Their sense of direction is horrendous.

"Who knew that was genetic?" joked Masters. "It seems like a dream. It is still hard to believe that it is real. It has probably been the best experience I've had in my life. It is so easy. That is the most surprising thing. It is so much easier than I thought - talking and getting to know each other."

Over time, Wattenbarger learned the sisters had a less than perfect relationship with their adoptive mother and never felt they were truly a part of the family.

"I think they had their problems with their adoptive parents, but their parents must have done a lot of things right because they turned out to be such caring, sweet people," she said. "They were able to give them things that I couldn't then and now, I'm able to give them things that their parents can't, at this point in their lives."

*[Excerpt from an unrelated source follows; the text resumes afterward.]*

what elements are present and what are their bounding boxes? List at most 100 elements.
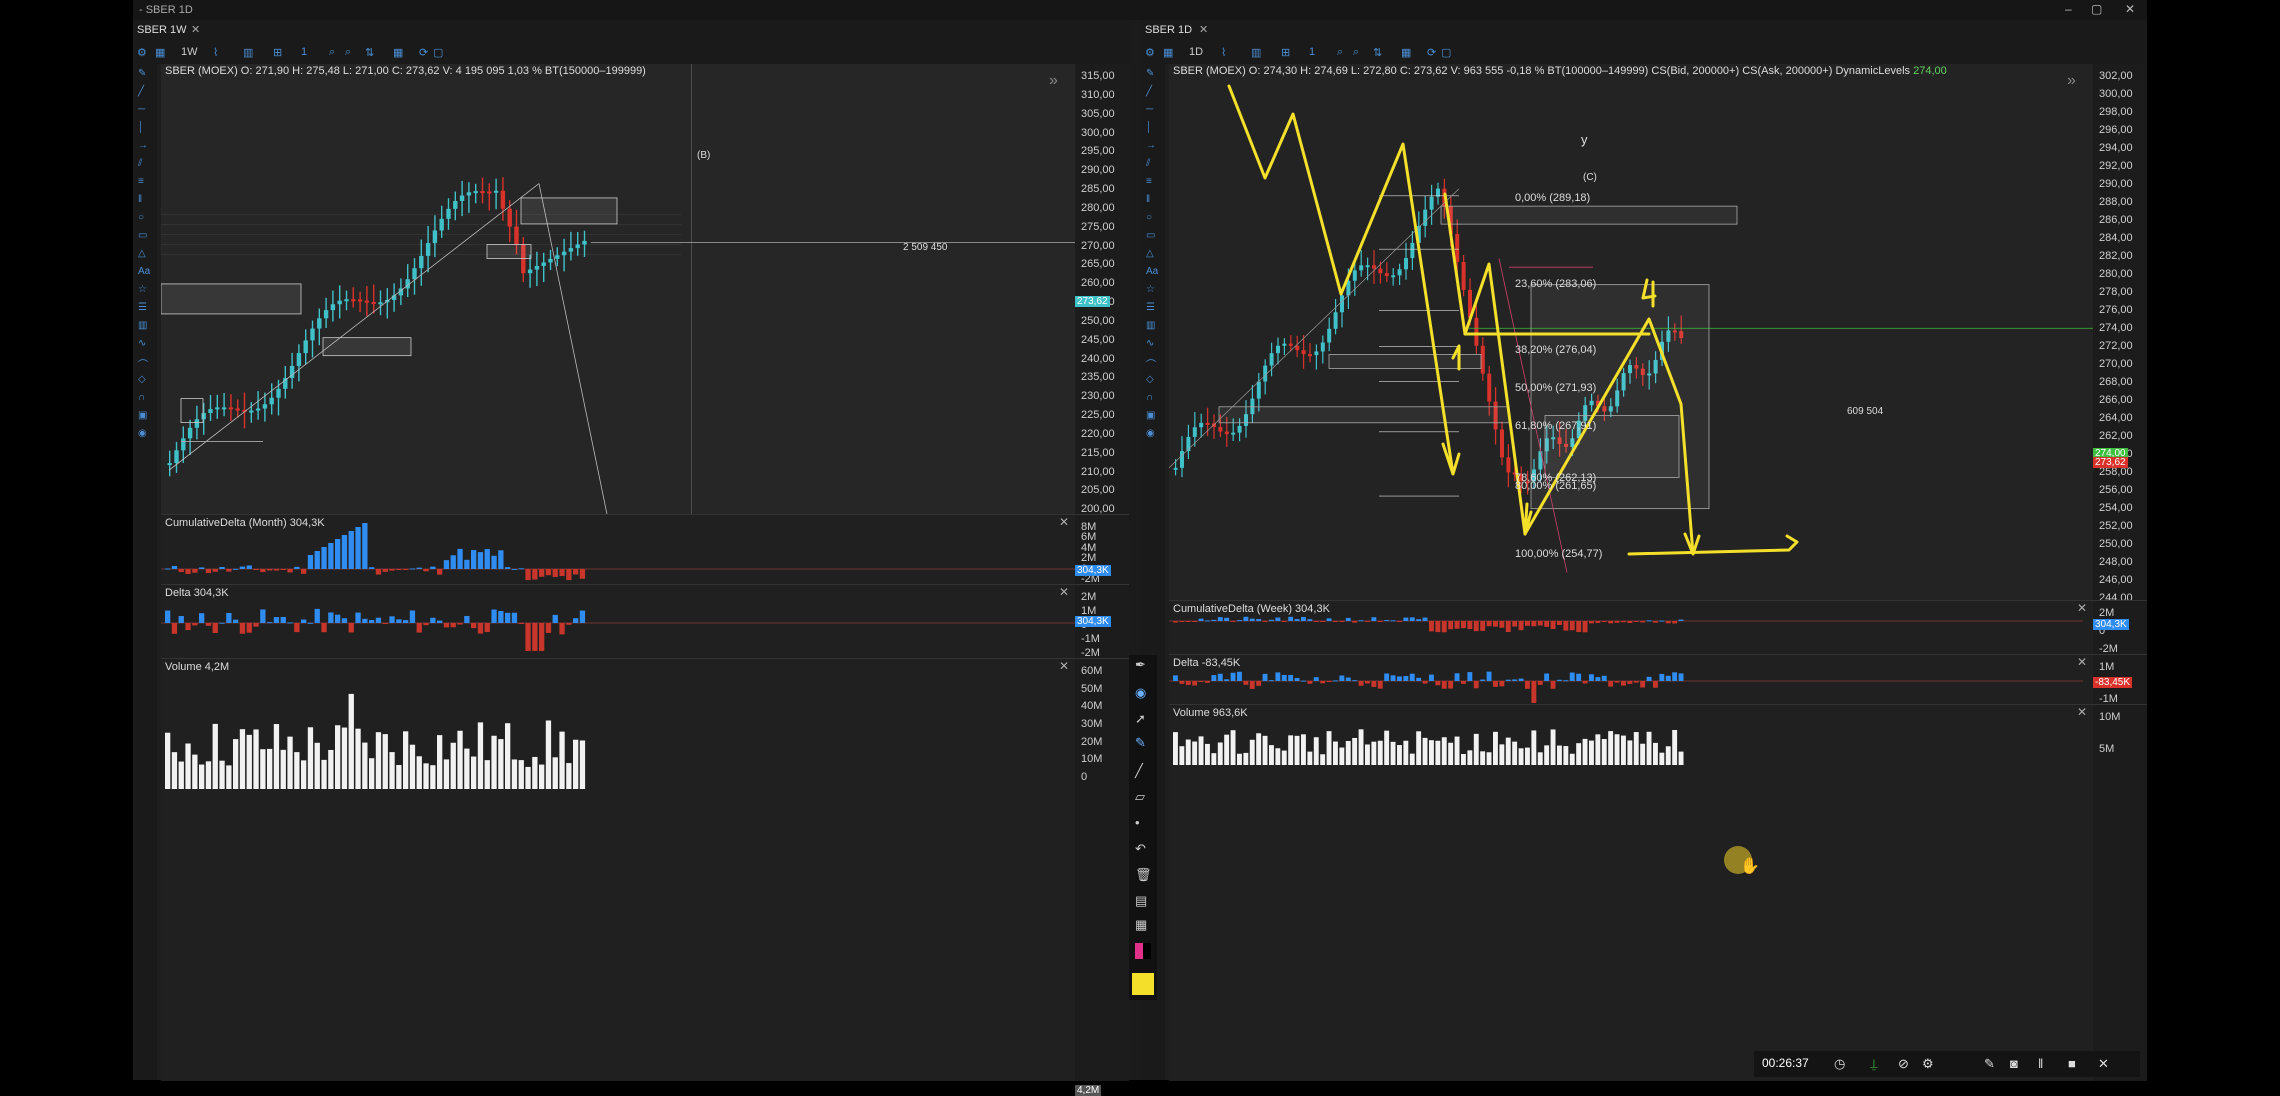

For Masters, finding her roots has given her the chance to feel content, normal.

"It's given me a sense of belonging to someone," she said. "I think of all the years I wanted to know and I waited ... Maybe I shouldn't have waited so long."

The reunion gave Wattenbarger a chance to explain herself to her birth daughters.

"She had this hurt in her heart," said Melissa Wattenbarger, who is married to Kathy Wattenbarger's only son, Jarrod, 37. "It's like a part of her ... something was always missing.

"Suddenly, she had these little girls again. We couldn't believe it. We were in awe. It is like a new life to her ... a completeness. She has her two girls. Her babies are finally home."